Vogliamo dare a Peppe show (ma stavolta lo spettacolo è andato male) ogni attenuante possibile, dato che, dall'alto della tribuna dei cosiddetti vip non avrebbe visto bene la scena, ma crediamo che il primo cittadino d'una città importante del Mezzogiorno, che forse meriterebbe altro genere di amministratori (ma non vogliamo buttarla in politica) dovrebbe evitare certi atteggiamenti che, di fronte al Paese, non lo qualificano certamente.

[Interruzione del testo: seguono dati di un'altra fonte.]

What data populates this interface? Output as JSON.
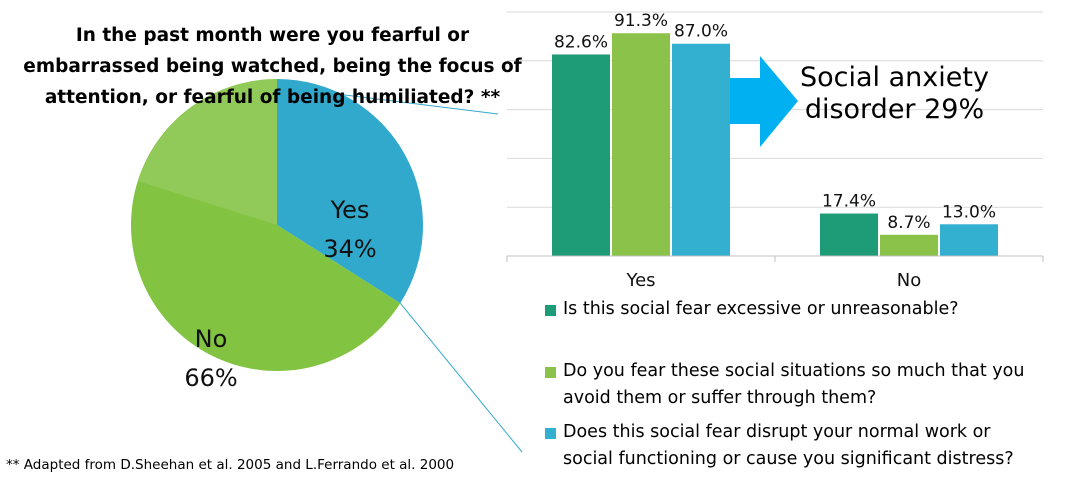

Il povero Mourinho, noi crediamo, si sarebbe ben guardato dall'allungare una monetina, come si farebbe con un mendicante qualsiasi, al povero ragazzo estasiato dal vedersi passare accanto cotanto personaggio del mondo calcistico.
Il trainer nerazzurro, che può risultare anche antipatico per il suo modo di porsi, anche nelle interviste, si è privato di un ricordo personale, dono della moglie, pensando di fare cosa gradita ad una persona sfortunata al quale auguriamo che la madonna di Fatima si ricordi di lui. Tutto si è risolto con la solita formula dell'equivoco, resta la figura di....m. fatta dalla città intera che Peppe l'amico di tutti rappresenta. Io, di fronte ad amici romani, alcuni dei quali reggini e calabresi, oltre all'onta della immeritata sconfitta, ho dovuto subire una vera e propria mortificazione causa il gesto improvvido di Scopelliti. Che Dio salvi la Reggina!.